Ne olursa olsun bence denenmedik şeyler kalmamalı. Çünkü hiç umadığımız bir yerden faydalı bir şey çıkabilir. Neticede bu iş sonunda (yaklaşık 6 saat cilalamaya rağmen) parlamanın emaresine rastlamadım. Aksine belki de ayna yüzeyinde biçimlendirme sırasında soğuk terler dökmeme neden olabilecek hasarlar meydan getirmiş olabilirim.


6 saat cilalama sonunda seryum bulamacına bürünmüş puroce...:)

18.Gün: CİLALAMA (Seryum Oksit ile 60 dk.)

Aslında aşağıda fotoğrafı görülen denemeyi de tasnif dışı olarak nitelendirmeliydim. Ancak ilk cilalama denemesi olduğundan ve 5. evreye geçmenin anlamına binaen böyle bir başlık altında paylaşmayı uygun gördüm.



Fotoğrafta yabancı cisim bildiğimiz silikon bir kalıp. Önceki denemelerimde içine cam batırdığım özel bir kalıp bu. Aslında amacı dışından kullandım. Çünkü amacı ortasında görülen delikten balmumu akıtmaktı ve bunun altındaki altıgen cam şeklindeki boşluğa dolmasıydı. Fakat kalıptan çıkan malzeme biraz küçük çıktığı (tavanı yerçekmi etkisiyle sarktığı) için kullanmadım!

N'apalım, bu denemeye kısmetmiş. Üstelik içine cam yerleştirebildiğim (diğer taraftaki bölmeden) için silikon yüzeyin esnekliğini azaltabiliyorum.
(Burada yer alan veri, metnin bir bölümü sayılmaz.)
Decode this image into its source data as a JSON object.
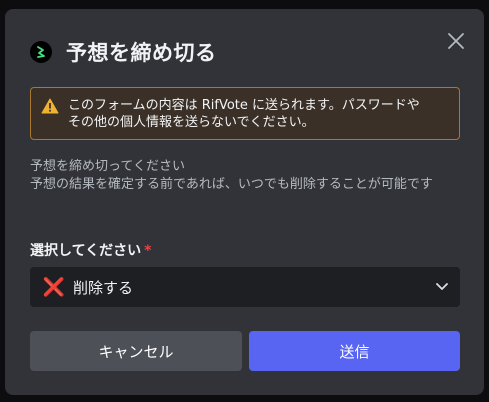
{
  "modal": {
    "title": "予想を締め切る",
    "close_icon": "close-icon",
    "app_icon": "rifvote-logo-icon"
  },
  "warning": {
    "icon": "warning-triangle-icon",
    "line1": "このフォームの内容は RifVote に送られます。パスワードや",
    "line2": "その他の個人情報を送らないでください。"
  },
  "description": {
    "line1": "予想を締め切ってください",
    "line2": "予想の結果を確定する前であれば、いつでも削除することが可能です"
  },
  "field": {
    "label": "選択してください",
    "required_mark": "*",
    "selected_icon": "❌",
    "selected_value": "削除する",
    "chevron_icon": "chevron-down-icon"
  },
  "buttons": {
    "cancel_label": "キャンセル",
    "submit_label": "送信"
  },
  "colors": {
    "background": "#313338",
    "accent": "#5865f2",
    "warning_border": "#a8782b",
    "required": "#f23f43"
  }
}
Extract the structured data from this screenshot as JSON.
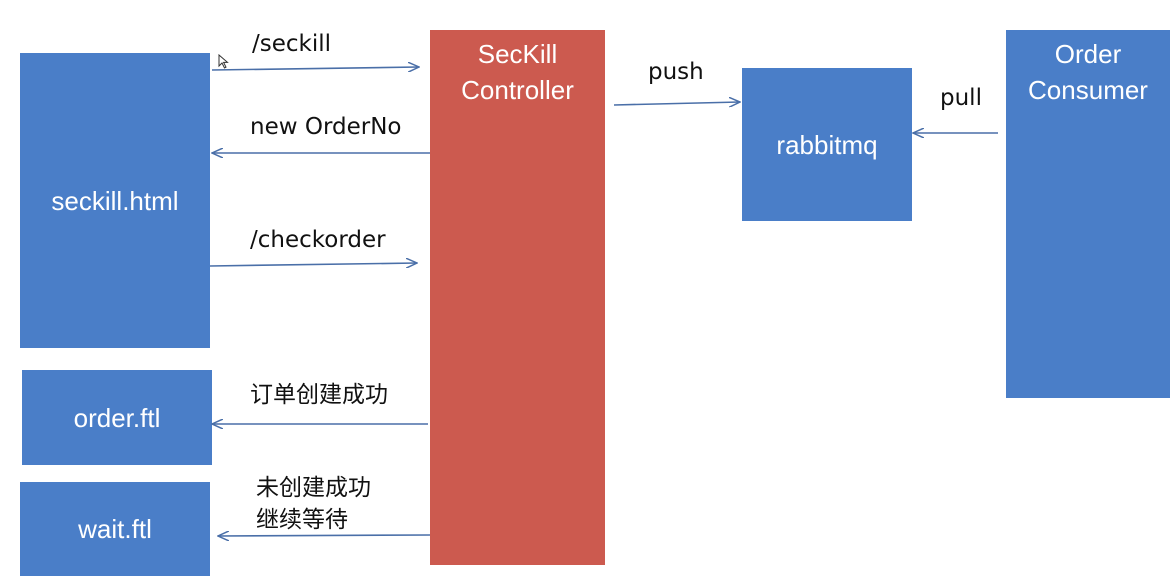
{
  "colors": {
    "box_blue": "#4a7ec8",
    "controller_red": "#cc5a4f",
    "arrow": "#4a6fa8"
  },
  "nodes": {
    "seckill_html": "seckill.html",
    "order_ftl": "order.ftl",
    "wait_ftl": "wait.ftl",
    "controller_line1": "SecKill",
    "controller_line2": "Controller",
    "rabbitmq": "rabbitmq",
    "consumer_line1": "Order",
    "consumer_line2": "Consumer"
  },
  "edges": {
    "seckill": "/seckill",
    "new_order_no": "new OrderNo",
    "checkorder": "/checkorder",
    "order_success": "订单创建成功",
    "not_created_line1": "未创建成功",
    "not_created_line2": "继续等待",
    "push": "push",
    "pull": "pull"
  }
}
O yüzden uygun bir deneme olabileceğini düşündüm. Ancak fazla uygulamadığımdan mıdır bilemiyorum pek bir cilalama etkisi göremedim...:)

17.Gün: İNCE AŞINDIRMA (1200 grit ile 90 dk.)

11 Aralık 2009 Cuma
Bugün biraz tembellik yaptım ve topu topu 1,5 saat çalıştım...

Aslında haksız da sayılmam çünkü bu grit ile çalışmak daha zor. Ayna ile alet birbirine yapışıyor...:)

Gerçi artık bu grit ile çalışmaya gerek yok gibi görünüyor. Cam yüzeyi ışığı çok iyi geçiriyor. Zannedersem artık cilalamaya geçebilirim. Aslında bir sürü çizik çıktığı için içimden yine geri dönmek geçiyor. Hem de daha geriye ama bir cilalama denemesi yapmalıyım.

Ancak bir sorun var!

Elimde cilalama yapabileceğim ve "lap" olarak tabir edilen kanallı yapıyı oluşturabilecek optik reçine yok. Sadece bir kaç kalıp ve de bir fikrim var.




Bugün ilk defa silikon bir kalıp üzerine silikon döktüm. İlginç bir fikir değil mi? İşin esprisi zıttını çıkarmak!

Ayrıntılar yarın...

16.Gün: İNCE AŞINDIRMA (1200 grit ile 180 dk.)

10 Aralık 2009 Perşembe
Bir hafta arada sonra günlüğüme ve takipçilerime MERHABA...:)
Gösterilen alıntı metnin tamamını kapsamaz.